"Heart of my heart," I said, "Stag Eyes, it is now late, and there are no such grapes to be had in our part of the city—only the tasteless white grapes that are packed with sawdust into barrels—but in the morning I will go uptown and you shall have your White Muscats of Alexandria."
She put her arms about my neck with a sudden spasm of fervor, and drew my head, that was already gray, down to hers. I remember that in that moment I thought not of passion but of old age, parting, and the grave.
* * * * *
But she would not eat the grapes in my presence. There was to be an orgy, she said, a bacchanalian affair—she was going to place the grapes where she could look at them, and look at them until she could stand the sight no more, when she would fall on them like a wolf on the fold and devour them. She talked morbidly of the grapes—almost neurotically. But, though her fancies did not please my sense of fitness, I only laughed at her, or smiled—for she had been ill a long time.
"But, at least, eat one now," I said, "so that I may see you enjoy it."
"Not even one," she said. "The bunch must be perfect for me to look at until—until I can resist no more. Hang them there, on the foot of the bed by the crook of the stem—is it strong enough to hold them? and then—aren't you going to be very late to your business? And, Michael, I feel better—I do. I shouldn't wonder if you found me up and dressed when you come back."
In your telling American phrase, "there was nothing doing" in my business that morning. It was one of those peaceful, sunny days in January, not cold and no wind stirring. The cheap furs displayed in the window of my shop attracted no attention from the young women of the neighborhood. The young are shallow-minded, especially the women. If a warm day falls in winter they do not stop to think that the next may be cold. Only hats interest them all the year round, and men.
So I got out one of my Cicero books and, placing my chair in a pool of sunshine in the front of the shop, I began to read, for the hundredth time, his comfortable generalities upon old age. But it seemed to me, for the first time, that he was all wrong—that old age is only dreadful, only a shade better than death itself. And this, I suppose, was because I, myself, during those long months of my wife's illness, had turned the corner. The sudden passions of youth had retreated like dragons into their dens. It took more, now, than the worse end of a bargain or the touch of my wife's lips to bring them flaming forth. On our wedding day we had been of an age. Now, after nine years, my heart had changed from a lover's into a father's, while she remained, as it were, a bride. There remained to me, perhaps, many useful years of business, of managing and of saving—enjoyable years. But life—life as I count life—I had lived out. One moment must pass as the next.

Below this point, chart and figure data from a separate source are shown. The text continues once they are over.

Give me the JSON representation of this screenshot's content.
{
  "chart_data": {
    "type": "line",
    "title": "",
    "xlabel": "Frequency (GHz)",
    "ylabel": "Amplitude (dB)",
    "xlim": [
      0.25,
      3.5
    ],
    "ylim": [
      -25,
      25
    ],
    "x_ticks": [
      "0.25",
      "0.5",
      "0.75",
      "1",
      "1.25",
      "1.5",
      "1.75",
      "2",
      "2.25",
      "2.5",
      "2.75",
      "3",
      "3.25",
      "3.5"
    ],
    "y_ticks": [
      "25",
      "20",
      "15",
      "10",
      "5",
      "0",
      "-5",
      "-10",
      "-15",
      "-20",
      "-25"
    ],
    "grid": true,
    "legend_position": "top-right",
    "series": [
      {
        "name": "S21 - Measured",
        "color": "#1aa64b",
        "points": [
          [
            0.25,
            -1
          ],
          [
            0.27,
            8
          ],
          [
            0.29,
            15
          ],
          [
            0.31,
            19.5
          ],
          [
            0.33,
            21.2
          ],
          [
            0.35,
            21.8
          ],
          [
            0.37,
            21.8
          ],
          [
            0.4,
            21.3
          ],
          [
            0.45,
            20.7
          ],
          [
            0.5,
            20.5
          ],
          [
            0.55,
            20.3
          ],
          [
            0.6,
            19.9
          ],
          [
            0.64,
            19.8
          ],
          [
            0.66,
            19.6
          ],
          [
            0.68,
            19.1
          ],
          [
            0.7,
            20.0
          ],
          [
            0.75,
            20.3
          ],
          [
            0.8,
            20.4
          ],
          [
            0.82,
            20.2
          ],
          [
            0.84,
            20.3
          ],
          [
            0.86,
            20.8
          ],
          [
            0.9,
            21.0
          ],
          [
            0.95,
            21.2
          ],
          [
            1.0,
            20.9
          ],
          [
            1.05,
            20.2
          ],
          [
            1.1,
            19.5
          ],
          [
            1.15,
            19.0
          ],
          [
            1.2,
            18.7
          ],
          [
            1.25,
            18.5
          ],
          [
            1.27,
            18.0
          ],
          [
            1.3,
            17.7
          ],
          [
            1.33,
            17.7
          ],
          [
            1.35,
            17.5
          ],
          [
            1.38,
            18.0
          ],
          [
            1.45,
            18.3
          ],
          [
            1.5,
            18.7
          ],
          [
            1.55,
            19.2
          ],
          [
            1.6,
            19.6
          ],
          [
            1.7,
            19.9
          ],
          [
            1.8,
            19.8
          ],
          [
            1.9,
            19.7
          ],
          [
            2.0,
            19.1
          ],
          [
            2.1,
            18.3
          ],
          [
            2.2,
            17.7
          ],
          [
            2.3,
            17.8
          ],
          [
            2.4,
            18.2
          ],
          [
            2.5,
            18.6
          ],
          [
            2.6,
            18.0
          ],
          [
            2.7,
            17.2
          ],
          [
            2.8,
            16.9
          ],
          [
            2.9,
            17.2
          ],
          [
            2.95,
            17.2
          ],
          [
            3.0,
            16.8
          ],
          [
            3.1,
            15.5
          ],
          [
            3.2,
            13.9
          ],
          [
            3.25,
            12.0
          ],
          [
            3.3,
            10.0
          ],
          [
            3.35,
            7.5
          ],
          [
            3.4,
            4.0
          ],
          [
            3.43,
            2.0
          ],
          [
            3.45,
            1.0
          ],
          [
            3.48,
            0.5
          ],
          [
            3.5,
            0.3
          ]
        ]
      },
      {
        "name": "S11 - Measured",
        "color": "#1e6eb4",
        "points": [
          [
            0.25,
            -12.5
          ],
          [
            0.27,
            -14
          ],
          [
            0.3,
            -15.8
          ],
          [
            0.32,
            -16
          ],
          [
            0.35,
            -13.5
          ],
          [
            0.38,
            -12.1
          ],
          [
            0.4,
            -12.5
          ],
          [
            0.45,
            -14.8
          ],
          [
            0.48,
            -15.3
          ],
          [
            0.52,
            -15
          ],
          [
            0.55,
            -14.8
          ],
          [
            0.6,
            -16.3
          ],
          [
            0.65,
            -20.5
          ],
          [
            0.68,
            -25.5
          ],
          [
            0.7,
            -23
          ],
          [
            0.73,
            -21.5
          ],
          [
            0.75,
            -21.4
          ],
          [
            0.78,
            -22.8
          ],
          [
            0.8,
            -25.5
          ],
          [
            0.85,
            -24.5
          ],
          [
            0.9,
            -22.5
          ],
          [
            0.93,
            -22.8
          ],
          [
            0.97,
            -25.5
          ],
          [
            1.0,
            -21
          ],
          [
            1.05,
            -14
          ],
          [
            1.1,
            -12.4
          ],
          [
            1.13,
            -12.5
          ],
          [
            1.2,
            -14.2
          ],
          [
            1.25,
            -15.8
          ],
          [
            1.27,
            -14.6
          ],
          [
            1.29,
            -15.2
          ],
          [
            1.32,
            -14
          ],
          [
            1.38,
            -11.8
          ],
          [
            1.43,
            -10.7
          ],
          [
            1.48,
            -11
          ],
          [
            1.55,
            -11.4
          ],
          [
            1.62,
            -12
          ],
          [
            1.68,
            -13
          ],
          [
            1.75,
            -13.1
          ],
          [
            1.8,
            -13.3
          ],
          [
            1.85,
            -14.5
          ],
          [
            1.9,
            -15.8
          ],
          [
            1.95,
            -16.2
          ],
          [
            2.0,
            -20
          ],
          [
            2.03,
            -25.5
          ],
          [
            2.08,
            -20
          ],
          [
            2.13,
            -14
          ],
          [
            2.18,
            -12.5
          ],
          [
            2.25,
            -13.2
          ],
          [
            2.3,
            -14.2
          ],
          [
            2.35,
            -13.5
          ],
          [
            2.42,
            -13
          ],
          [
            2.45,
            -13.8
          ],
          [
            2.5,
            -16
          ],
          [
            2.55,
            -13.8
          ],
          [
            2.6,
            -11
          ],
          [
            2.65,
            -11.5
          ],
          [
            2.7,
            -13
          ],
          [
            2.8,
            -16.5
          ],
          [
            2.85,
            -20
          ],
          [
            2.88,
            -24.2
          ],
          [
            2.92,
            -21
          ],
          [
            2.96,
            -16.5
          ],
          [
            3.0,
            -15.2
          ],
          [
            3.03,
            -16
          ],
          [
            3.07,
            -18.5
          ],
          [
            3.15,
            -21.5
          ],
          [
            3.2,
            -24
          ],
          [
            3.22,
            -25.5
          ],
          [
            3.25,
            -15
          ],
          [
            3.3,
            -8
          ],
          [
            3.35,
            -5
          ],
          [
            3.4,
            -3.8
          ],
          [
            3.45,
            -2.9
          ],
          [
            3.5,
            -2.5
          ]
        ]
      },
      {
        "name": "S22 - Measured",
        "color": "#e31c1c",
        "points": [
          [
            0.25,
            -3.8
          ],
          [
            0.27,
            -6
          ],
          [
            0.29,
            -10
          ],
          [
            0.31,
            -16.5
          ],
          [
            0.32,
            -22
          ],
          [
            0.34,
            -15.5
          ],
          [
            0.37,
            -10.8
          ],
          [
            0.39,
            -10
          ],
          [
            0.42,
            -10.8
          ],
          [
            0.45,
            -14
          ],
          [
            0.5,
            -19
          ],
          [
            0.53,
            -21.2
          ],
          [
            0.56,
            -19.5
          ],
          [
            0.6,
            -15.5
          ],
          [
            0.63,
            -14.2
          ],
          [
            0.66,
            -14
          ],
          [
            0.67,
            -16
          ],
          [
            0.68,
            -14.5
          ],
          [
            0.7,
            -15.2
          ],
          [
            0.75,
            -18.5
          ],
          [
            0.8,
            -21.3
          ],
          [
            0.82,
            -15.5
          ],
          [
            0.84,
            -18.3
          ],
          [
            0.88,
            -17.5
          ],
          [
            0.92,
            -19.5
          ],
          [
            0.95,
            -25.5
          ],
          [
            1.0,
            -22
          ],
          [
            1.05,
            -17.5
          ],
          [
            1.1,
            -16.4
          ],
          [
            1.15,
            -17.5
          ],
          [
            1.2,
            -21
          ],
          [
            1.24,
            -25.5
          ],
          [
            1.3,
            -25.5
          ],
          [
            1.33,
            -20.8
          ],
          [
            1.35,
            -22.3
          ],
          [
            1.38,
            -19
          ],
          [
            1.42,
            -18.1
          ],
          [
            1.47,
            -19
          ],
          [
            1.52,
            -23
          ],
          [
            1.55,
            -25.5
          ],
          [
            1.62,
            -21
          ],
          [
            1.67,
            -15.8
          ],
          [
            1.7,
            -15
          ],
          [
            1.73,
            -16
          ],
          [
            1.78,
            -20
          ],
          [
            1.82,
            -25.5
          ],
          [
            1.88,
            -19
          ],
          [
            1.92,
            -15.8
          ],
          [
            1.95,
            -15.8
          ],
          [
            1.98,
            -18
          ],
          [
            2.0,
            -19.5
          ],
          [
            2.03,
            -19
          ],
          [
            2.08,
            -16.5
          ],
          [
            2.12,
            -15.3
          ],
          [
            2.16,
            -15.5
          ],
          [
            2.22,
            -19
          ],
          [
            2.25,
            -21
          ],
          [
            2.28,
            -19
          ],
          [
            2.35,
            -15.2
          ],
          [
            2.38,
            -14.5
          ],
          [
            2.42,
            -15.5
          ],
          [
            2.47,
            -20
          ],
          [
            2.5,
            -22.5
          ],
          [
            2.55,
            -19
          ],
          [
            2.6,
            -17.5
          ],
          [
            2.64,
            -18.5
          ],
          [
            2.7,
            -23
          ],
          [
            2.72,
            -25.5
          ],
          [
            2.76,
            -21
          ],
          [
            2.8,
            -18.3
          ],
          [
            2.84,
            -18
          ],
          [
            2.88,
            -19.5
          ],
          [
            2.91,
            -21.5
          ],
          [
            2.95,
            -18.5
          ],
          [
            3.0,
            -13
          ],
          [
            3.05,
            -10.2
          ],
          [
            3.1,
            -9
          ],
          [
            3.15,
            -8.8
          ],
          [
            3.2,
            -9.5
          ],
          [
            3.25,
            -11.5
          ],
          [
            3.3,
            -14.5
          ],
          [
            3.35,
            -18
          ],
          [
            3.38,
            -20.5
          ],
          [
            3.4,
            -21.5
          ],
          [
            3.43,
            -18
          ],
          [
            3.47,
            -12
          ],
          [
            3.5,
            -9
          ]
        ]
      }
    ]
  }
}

There could be no more halting—no more moments of bliss so exquisite as to resemble pain. I had reached that point in life when it is the sun alone that matters, and no more the moon.

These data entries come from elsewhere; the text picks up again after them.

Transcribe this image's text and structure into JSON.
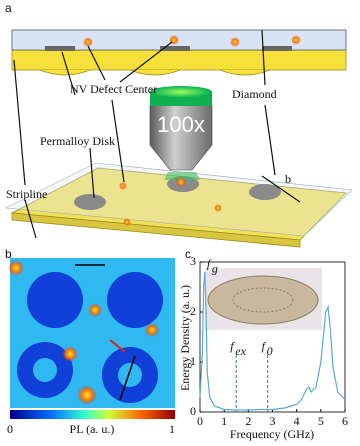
{
  "panel_a": {
    "label": "a",
    "nv": "NV Defect Center",
    "diamond": "Diamond",
    "permalloy": "Permalloy Disk",
    "stripline": "Stripline",
    "objective": "100x",
    "dim": "b"
  },
  "panel_b": {
    "label": "b",
    "colorbar": {
      "label": "PL (a. u.)",
      "ticks": [
        0,
        1
      ]
    }
  },
  "chart_data": {
    "type": "line",
    "label": "c",
    "xlabel": "Frequency (GHz)",
    "ylabel": "Energy Density (a. u.)",
    "x": [
      0,
      0.1,
      0.15,
      0.2,
      0.25,
      0.3,
      0.4,
      0.6,
      1,
      1.5,
      2,
      2.5,
      3,
      3.5,
      4,
      4.2,
      4.4,
      4.5,
      4.6,
      4.8,
      5,
      5.1,
      5.2,
      5.3,
      5.4,
      5.5,
      5.7,
      6
    ],
    "values": [
      0.3,
      1.2,
      2.5,
      2.8,
      2.0,
      0.8,
      0.3,
      0.12,
      0.05,
      0.04,
      0.04,
      0.05,
      0.05,
      0.08,
      0.15,
      0.25,
      0.45,
      0.5,
      0.4,
      0.5,
      1.0,
      1.5,
      2.0,
      2.1,
      1.6,
      0.9,
      0.4,
      0.25
    ],
    "color": "#5aa9d6",
    "xlim": [
      0,
      6
    ],
    "ylim": [
      0,
      3
    ],
    "xticks": [
      0,
      1,
      2,
      3,
      4,
      5,
      6
    ],
    "yticks": [
      0,
      1,
      2,
      3
    ],
    "annotations": [
      {
        "text": "f",
        "sub": "g",
        "x": 0.2,
        "y": 2.95,
        "dashed": false
      },
      {
        "text": "f",
        "sub": "ex",
        "x": 1.5,
        "y": 1.3,
        "dashed": true
      },
      {
        "text": "f",
        "sub": "0",
        "x": 2.8,
        "y": 1.3,
        "dashed": true
      }
    ]
  }
}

A shadow fell upon my pool of sunshine and, looking up, I perceived a handsome, flashy young man of the clever, almost Satanic type that is so common below Fourteenth Street; and he stood looking cynically over the cheap furs in my window and working his thin jaws. Then I saw him take, with his right hand, from a bunch that he carried in his left, a great white grape and thrust it into his mouth. They were my grapes, those which I had gone uptown to fetch for my wife. By the fact that there were none such to be had in our neighborhood I might have known them. But the sure proof was a peculiar crook in the stem which I had noticed when I had hung them for my wife at the foot of her bed.
I rose and went quietly out of the shop.